Inhibition of STAT3 enhances sensitivity to tamoxifen in tamoxifen-resistant breast cancer cells

The mechanisms of endocrine resistance are complex, and deregulation of several oncogenic signalling pathways has been proposed. We aimed to investigate the role of the EGFR and Src-mediated STAT3 signalling pathway in tamoxifen-resistant breast cancer cells.

The EGFR and Src-mediated STAT3 signalling pathway is activated in TamR cells, and inhibition of STAT3 may be a potential target in tamoxifen-resistant breast cancer. An increase in nuclear p21(Cip1) may be a key step in STAT3 inhibitor-induced cell death in TamR cells.

The ER-positive luminal breast cancer cell lines, MCF-7 and T47D, were used. We have established an MCF-7-derived tamoxifen-resistant cell line (TamR) by long-term culture of MCF-7 cells with 4-hydroxytamoxifen. Cell viability was determined using an MTT assay, and protein expression levels were determined using western blot. Cell cycle and annexin V staining were analysed using flow cytometry.

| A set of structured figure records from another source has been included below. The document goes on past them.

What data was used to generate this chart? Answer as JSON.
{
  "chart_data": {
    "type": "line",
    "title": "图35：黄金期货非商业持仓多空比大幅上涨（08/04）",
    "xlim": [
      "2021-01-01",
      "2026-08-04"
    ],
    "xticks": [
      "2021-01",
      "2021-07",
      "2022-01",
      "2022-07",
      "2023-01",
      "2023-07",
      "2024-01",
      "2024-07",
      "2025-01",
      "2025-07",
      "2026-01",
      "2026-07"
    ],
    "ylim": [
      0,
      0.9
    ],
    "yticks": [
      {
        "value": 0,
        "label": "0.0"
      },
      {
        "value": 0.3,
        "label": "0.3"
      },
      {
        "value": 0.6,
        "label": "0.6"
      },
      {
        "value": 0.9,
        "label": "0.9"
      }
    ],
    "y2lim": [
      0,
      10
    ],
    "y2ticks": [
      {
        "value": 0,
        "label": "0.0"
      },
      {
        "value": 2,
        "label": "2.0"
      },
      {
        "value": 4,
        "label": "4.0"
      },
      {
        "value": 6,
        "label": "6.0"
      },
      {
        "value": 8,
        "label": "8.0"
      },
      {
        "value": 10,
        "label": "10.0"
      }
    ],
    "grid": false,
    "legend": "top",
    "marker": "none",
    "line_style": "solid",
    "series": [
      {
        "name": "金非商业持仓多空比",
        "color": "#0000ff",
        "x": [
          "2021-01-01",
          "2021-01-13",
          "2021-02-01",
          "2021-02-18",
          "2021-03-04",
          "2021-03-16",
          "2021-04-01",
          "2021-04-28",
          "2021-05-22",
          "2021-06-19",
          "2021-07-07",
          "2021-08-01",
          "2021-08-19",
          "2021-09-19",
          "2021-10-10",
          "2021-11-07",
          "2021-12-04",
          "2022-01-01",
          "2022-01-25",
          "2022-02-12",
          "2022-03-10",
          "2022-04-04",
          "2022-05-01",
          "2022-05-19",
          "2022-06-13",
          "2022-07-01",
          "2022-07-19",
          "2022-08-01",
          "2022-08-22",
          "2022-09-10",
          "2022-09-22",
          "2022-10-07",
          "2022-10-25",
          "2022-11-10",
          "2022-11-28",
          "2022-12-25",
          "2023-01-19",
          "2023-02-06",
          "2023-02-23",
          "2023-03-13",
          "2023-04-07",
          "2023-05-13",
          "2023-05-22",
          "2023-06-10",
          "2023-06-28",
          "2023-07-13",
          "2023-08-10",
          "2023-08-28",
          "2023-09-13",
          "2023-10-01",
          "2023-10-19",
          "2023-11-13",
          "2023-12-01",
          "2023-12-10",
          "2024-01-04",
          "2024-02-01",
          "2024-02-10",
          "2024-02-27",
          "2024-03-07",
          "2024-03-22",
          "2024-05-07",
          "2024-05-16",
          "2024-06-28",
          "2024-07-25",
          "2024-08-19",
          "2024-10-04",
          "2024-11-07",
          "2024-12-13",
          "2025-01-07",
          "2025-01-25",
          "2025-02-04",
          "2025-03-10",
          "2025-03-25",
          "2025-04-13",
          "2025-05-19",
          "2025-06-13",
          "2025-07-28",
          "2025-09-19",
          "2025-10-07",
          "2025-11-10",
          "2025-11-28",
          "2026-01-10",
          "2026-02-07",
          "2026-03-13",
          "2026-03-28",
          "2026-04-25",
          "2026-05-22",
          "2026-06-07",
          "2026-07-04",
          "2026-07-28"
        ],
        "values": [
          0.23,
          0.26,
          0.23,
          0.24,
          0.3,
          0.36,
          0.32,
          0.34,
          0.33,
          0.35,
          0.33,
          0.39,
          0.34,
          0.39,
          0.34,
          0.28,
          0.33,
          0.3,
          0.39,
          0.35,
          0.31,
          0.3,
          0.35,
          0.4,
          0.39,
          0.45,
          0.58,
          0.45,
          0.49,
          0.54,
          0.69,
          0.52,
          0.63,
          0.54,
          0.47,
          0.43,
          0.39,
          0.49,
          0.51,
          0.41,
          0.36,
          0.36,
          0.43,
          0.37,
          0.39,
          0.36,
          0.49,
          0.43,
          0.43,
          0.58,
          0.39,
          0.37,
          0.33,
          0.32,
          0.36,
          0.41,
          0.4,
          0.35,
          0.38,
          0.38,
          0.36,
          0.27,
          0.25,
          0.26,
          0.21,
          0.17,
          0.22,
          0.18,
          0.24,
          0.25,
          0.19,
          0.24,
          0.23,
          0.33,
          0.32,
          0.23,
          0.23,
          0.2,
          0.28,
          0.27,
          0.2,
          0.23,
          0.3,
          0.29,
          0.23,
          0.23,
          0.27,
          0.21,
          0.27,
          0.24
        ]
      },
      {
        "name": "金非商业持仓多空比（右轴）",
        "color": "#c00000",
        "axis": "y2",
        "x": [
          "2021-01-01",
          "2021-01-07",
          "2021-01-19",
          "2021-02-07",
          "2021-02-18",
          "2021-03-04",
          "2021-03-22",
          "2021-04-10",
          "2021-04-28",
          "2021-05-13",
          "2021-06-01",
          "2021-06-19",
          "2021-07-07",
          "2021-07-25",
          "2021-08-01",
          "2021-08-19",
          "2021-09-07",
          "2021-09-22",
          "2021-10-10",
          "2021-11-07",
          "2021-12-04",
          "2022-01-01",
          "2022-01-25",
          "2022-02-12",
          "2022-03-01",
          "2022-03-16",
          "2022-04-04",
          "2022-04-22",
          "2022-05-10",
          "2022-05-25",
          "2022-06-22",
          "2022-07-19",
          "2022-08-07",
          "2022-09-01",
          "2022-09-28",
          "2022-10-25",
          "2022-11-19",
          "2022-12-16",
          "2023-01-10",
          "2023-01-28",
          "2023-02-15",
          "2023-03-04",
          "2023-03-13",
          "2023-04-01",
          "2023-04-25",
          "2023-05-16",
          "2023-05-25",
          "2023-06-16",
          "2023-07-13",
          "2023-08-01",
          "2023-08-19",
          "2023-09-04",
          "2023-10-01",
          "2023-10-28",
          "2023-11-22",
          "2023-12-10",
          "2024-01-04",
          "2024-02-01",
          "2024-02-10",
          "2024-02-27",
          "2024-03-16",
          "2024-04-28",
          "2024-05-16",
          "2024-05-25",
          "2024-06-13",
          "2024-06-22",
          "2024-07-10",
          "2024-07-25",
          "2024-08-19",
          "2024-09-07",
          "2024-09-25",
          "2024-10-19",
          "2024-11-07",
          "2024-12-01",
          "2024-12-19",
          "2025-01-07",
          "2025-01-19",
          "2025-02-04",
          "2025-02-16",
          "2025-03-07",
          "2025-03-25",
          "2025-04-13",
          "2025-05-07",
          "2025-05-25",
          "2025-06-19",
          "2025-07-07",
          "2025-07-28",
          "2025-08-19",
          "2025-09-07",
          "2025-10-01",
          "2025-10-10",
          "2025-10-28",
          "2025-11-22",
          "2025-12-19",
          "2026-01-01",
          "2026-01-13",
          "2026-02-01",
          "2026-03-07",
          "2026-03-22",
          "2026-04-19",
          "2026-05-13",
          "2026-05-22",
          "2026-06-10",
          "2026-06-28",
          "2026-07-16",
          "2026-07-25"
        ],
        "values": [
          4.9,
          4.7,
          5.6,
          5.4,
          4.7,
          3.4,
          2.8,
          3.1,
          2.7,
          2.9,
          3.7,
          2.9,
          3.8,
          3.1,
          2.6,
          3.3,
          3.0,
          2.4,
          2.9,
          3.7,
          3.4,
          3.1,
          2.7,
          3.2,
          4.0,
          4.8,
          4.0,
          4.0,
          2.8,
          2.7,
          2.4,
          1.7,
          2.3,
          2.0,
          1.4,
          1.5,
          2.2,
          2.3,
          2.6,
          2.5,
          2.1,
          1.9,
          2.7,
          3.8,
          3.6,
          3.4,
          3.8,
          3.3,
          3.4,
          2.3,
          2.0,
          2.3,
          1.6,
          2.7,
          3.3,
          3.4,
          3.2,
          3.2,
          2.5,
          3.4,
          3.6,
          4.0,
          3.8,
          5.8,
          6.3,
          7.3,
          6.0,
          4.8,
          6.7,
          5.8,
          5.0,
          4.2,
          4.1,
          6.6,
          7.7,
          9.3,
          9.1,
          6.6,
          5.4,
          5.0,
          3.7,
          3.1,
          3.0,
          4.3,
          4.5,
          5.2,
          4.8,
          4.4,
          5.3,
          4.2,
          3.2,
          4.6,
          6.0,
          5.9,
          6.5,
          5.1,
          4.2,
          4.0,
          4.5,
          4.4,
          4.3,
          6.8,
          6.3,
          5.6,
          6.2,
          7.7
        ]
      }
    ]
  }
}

TamR cells showed decreased expression of estrogen receptor and increased expression of EGFR. TamR cells showed an acceleration of the G1 to S phase transition. The protein expression levels of phosphorylated Src, EGFR (Y845), and STAT3 was increased in TamR cells, while phosphorylated Akt was decreased. The expression of p-STAT3 was enhanced according to exposure time of tamoxifen in T47D cells, suggesting that activation of STAT3 can cause tamoxifen resistance in ER-positive breast cancer cells. Both dasatinib (Src inhibitor) and stattic (STAT3 inhibitor) inhibited cell proliferation and induced apoptosis in TamR cells. However, stattic showed a much stronger effect than dasatinib. Knockdown of STAT3 expression by siRNA had no effect on sensitivity to tamoxifen in MCF-7 cells, while that enhanced sensitivity to tamoxifen in TamR cells. There was not a significant synergistic effect of dasatinib and stattic on cell survival. TamR cells have low nuclear p21(Cip1) expression compared to MCF-7 cells and inhibition of STAT3 increased the expression of nuclear p21(Cip1) in TamR cells. Conclusions: The EGFR and Src-mediated STAT3 signalling pathway is activated in TamR cells, and inhibition of STAT3 may be a potential target in tamoxifen-resistant breast cancer. An increase in nuclear p21(Cip1) may be a key step in STAT3 inhibitor-induced cell death in TamR cells.